Kevin was only 19 when he dived into the murky waters of unmanned aviation technology training. Flying to South Africa then, he says he had no idea what that a single trip would do turnaround the trajectory of his career.
“I only had a holiday visa that was lasting about three months, but the entire training that I wanted to take part in was taking eight months…I opted to engage full-time and completed the course in three months,” he says. Growing up as a child of a pilot, all around Kevin were light drones as toys. This gave him an edge in his drone-knowledge-seeking venture. The 23-year-old is the co-founder of Dronector Training School.
“The Kenya School of Flying gave us funding and we repaid back through earnings from our academy,” he says.
Kevin, who is yet to complete his undergraduate degree in Business in Information Technology (BBIT), says growing up, his career path yo-yoed.

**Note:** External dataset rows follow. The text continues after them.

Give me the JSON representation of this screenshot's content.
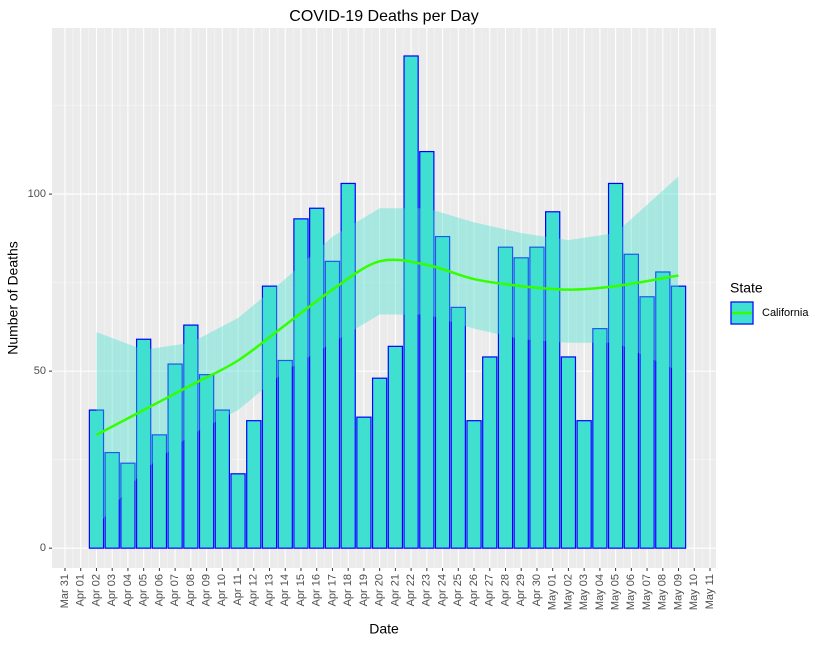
{
  "chart_data": {
    "type": "bar",
    "title": "COVID-19 Deaths per Day",
    "x_label": "Date",
    "y_label": "Number of Deaths",
    "x": [
      "Apr 02",
      "Apr 03",
      "Apr 04",
      "Apr 05",
      "Apr 06",
      "Apr 07",
      "Apr 08",
      "Apr 09",
      "Apr 10",
      "Apr 11",
      "Apr 12",
      "Apr 13",
      "Apr 14",
      "Apr 15",
      "Apr 16",
      "Apr 17",
      "Apr 18",
      "Apr 19",
      "Apr 20",
      "Apr 21",
      "Apr 22",
      "Apr 23",
      "Apr 24",
      "Apr 25",
      "Apr 26",
      "Apr 27",
      "Apr 28",
      "Apr 29",
      "Apr 30",
      "May 01",
      "May 02",
      "May 03",
      "May 04",
      "May 05",
      "May 06",
      "May 07",
      "May 08",
      "May 09"
    ],
    "series": [
      {
        "name": "California",
        "color": "#40e0d0",
        "edge_color": "#0000ff",
        "values": [
          39,
          27,
          24,
          59,
          32,
          52,
          63,
          49,
          39,
          21,
          36,
          74,
          53,
          93,
          96,
          81,
          103,
          37,
          48,
          57,
          139,
          112,
          88,
          68,
          36,
          54,
          85,
          82,
          85,
          95,
          54,
          36,
          62,
          103,
          83,
          71,
          78,
          74
        ]
      }
    ],
    "smooth": {
      "color": "#33ff00",
      "band_color": "#40e0d0",
      "x": [
        "Apr 02",
        "Apr 05",
        "Apr 08",
        "Apr 11",
        "Apr 14",
        "Apr 17",
        "Apr 20",
        "Apr 23",
        "Apr 26",
        "Apr 29",
        "May 02",
        "May 05",
        "May 09"
      ],
      "values": [
        32,
        39,
        46,
        53,
        63,
        73,
        81,
        80,
        76,
        74,
        73,
        74,
        77
      ],
      "upper": [
        61,
        56,
        58,
        65,
        76,
        88,
        96,
        96,
        92,
        89,
        87,
        89,
        105
      ],
      "lower": [
        6,
        22,
        32,
        39,
        50,
        58,
        66,
        66,
        62,
        59,
        58,
        58,
        50
      ]
    },
    "legend_title": "State",
    "legend": "right",
    "grid": true,
    "xticks": [
      "Mar 31",
      "Apr 01",
      "Apr 02",
      "Apr 03",
      "Apr 04",
      "Apr 05",
      "Apr 06",
      "Apr 07",
      "Apr 08",
      "Apr 09",
      "Apr 10",
      "Apr 11",
      "Apr 12",
      "Apr 13",
      "Apr 14",
      "Apr 15",
      "Apr 16",
      "Apr 17",
      "Apr 18",
      "Apr 19",
      "Apr 20",
      "Apr 21",
      "Apr 22",
      "Apr 23",
      "Apr 24",
      "Apr 25",
      "Apr 26",
      "Apr 27",
      "Apr 28",
      "Apr 29",
      "Apr 30",
      "May 01",
      "May 02",
      "May 03",
      "May 04",
      "May 05",
      "May 06",
      "May 07",
      "May 08",
      "May 09",
      "May 10",
      "May 11"
    ],
    "ylim": [
      -5.6,
      146.9
    ],
    "yticks": [
      0,
      50,
      100
    ]
  }
}
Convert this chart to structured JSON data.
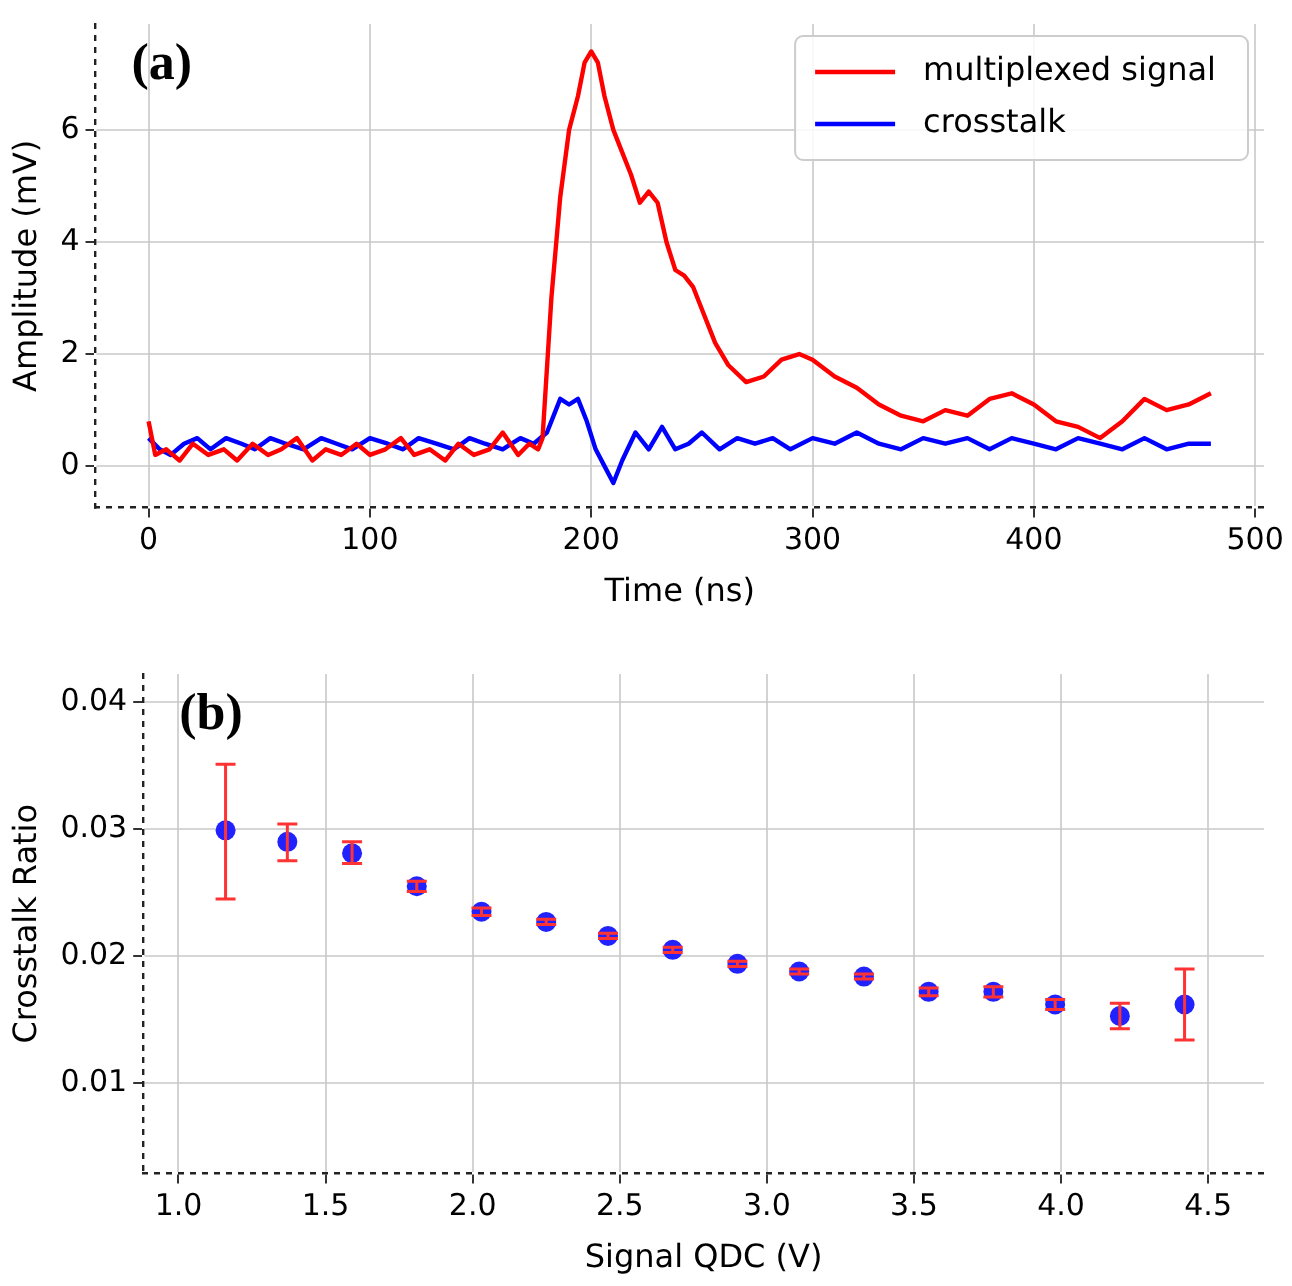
{
  "chart_data": [
    {
      "type": "line",
      "xlabel": "Time (ns)",
      "ylabel": "Amplitude (mV)",
      "annotations": [
        "(a)"
      ],
      "xlim": [
        -24,
        504
      ],
      "ylim": [
        -0.74,
        7.89
      ],
      "xticks": [
        0,
        100,
        200,
        300,
        400,
        500
      ],
      "yticks": [
        0,
        2,
        4,
        6
      ],
      "grid": true,
      "legend": "top right",
      "line_style": "solid",
      "series": [
        {
          "name": "multiplexed signal",
          "color": "#ff0000",
          "x": [
            0,
            3,
            8,
            14,
            20,
            27,
            34,
            40,
            47,
            54,
            60,
            67,
            74,
            80,
            87,
            94,
            100,
            107,
            114,
            120,
            127,
            134,
            140,
            147,
            154,
            160,
            167,
            172,
            176,
            178,
            182,
            186,
            190,
            194,
            197,
            200,
            203,
            206,
            210,
            214,
            218,
            222,
            226,
            230,
            234,
            238,
            242,
            246,
            250,
            256,
            262,
            270,
            278,
            286,
            294,
            300,
            310,
            320,
            330,
            340,
            350,
            360,
            370,
            380,
            390,
            400,
            410,
            420,
            430,
            440,
            450,
            460,
            470,
            480
          ],
          "values": [
            0.8,
            0.2,
            0.3,
            0.1,
            0.4,
            0.2,
            0.3,
            0.1,
            0.4,
            0.2,
            0.3,
            0.5,
            0.1,
            0.3,
            0.2,
            0.4,
            0.2,
            0.3,
            0.5,
            0.2,
            0.3,
            0.1,
            0.4,
            0.2,
            0.3,
            0.6,
            0.2,
            0.4,
            0.3,
            0.5,
            3.0,
            4.8,
            6.0,
            6.6,
            7.2,
            7.4,
            7.2,
            6.6,
            6.0,
            5.6,
            5.2,
            4.7,
            4.9,
            4.7,
            4.0,
            3.5,
            3.4,
            3.2,
            2.8,
            2.2,
            1.8,
            1.5,
            1.6,
            1.9,
            2.0,
            1.9,
            1.6,
            1.4,
            1.1,
            0.9,
            0.8,
            1.0,
            0.9,
            1.2,
            1.3,
            1.1,
            0.8,
            0.7,
            0.5,
            0.8,
            1.2,
            1.0,
            1.1,
            1.3
          ]
        },
        {
          "name": "crosstalk",
          "color": "#0000ff",
          "x": [
            0,
            5,
            10,
            16,
            22,
            28,
            35,
            42,
            48,
            55,
            62,
            70,
            78,
            85,
            92,
            100,
            108,
            115,
            122,
            130,
            138,
            145,
            152,
            160,
            168,
            174,
            180,
            186,
            190,
            194,
            198,
            202,
            206,
            210,
            214,
            220,
            226,
            232,
            238,
            244,
            250,
            258,
            266,
            274,
            282,
            290,
            300,
            310,
            320,
            330,
            340,
            350,
            360,
            370,
            380,
            390,
            400,
            410,
            420,
            430,
            440,
            450,
            460,
            470,
            480
          ],
          "values": [
            0.5,
            0.3,
            0.2,
            0.4,
            0.5,
            0.3,
            0.5,
            0.4,
            0.3,
            0.5,
            0.4,
            0.3,
            0.5,
            0.4,
            0.3,
            0.5,
            0.4,
            0.3,
            0.5,
            0.4,
            0.3,
            0.5,
            0.4,
            0.3,
            0.5,
            0.4,
            0.6,
            1.2,
            1.1,
            1.2,
            0.8,
            0.3,
            0.0,
            -0.3,
            0.1,
            0.6,
            0.3,
            0.7,
            0.3,
            0.4,
            0.6,
            0.3,
            0.5,
            0.4,
            0.5,
            0.3,
            0.5,
            0.4,
            0.6,
            0.4,
            0.3,
            0.5,
            0.4,
            0.5,
            0.3,
            0.5,
            0.4,
            0.3,
            0.5,
            0.4,
            0.3,
            0.5,
            0.3,
            0.4,
            0.4
          ]
        }
      ]
    },
    {
      "type": "scatter",
      "xlabel": "Signal QDC (V)",
      "ylabel": "Crosstalk Ratio",
      "annotations": [
        "(b)"
      ],
      "xlim": [
        0.88,
        4.69
      ],
      "ylim": [
        0.0029,
        0.0422
      ],
      "xticks": [
        {
          "value": 1,
          "label": "1.0"
        },
        {
          "value": 1.5,
          "label": "1.5"
        },
        {
          "value": 2,
          "label": "2.0"
        },
        {
          "value": 2.5,
          "label": "2.5"
        },
        {
          "value": 3,
          "label": "3.0"
        },
        {
          "value": 3.5,
          "label": "3.5"
        },
        {
          "value": 4,
          "label": "4.0"
        },
        {
          "value": 4.5,
          "label": "4.5"
        }
      ],
      "yticks": [
        0.01,
        0.02,
        0.03,
        0.04
      ],
      "grid": true,
      "marker": "circle",
      "series": [
        {
          "color": "#2222ff",
          "x": [
            1.16,
            1.37,
            1.59,
            1.81,
            2.03,
            2.25,
            2.46,
            2.68,
            2.9,
            3.11,
            3.33,
            3.55,
            3.77,
            3.98,
            4.2,
            4.42
          ],
          "values": [
            0.0299,
            0.029,
            0.0281,
            0.0255,
            0.0235,
            0.0227,
            0.0216,
            0.0205,
            0.0194,
            0.0188,
            0.0184,
            0.0172,
            0.0172,
            0.0162,
            0.0153,
            0.0162
          ],
          "errors": [
            [
              0.0245,
              0.0351
            ],
            [
              0.0275,
              0.0304
            ],
            [
              0.0273,
              0.029
            ],
            0.0004,
            0.0003,
            0.0002,
            0.0002,
            0.0002,
            0.0002,
            0.0002,
            0.0002,
            0.0003,
            0.0004,
            0.0004,
            [
              0.0143,
              0.0163
            ],
            [
              0.0134,
              0.019
            ]
          ]
        }
      ]
    }
  ]
}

"Rome was not built in a day and neither was it built by one man. Invest in meaningful relationships. Never give up even when the going gets tough."
“My career dreams changed a lot as any child’s should. From dreaming of becoming the president, to being a professional chef, to becoming a pilot and one of my personal favourites: becoming the first African Pope,” he says.
The turning point in his career was when he realised how untapped the drone industry in Kenya was, while pursuing his drone pilot’s license in Cape Town.
A few years ago, Kevin was appointed Kenya’s youngest Designated Flight Examiner by the Kenya Civil Aviation Authority at the age of 21. Thereafter, he founded his second company, Aerial Eye Africa.
His advice to young people who pursue overnight success? “Rome was not built in a day and neither was it built by one man. Invest in meaningful relationships. Never give up even when the going gets tough.”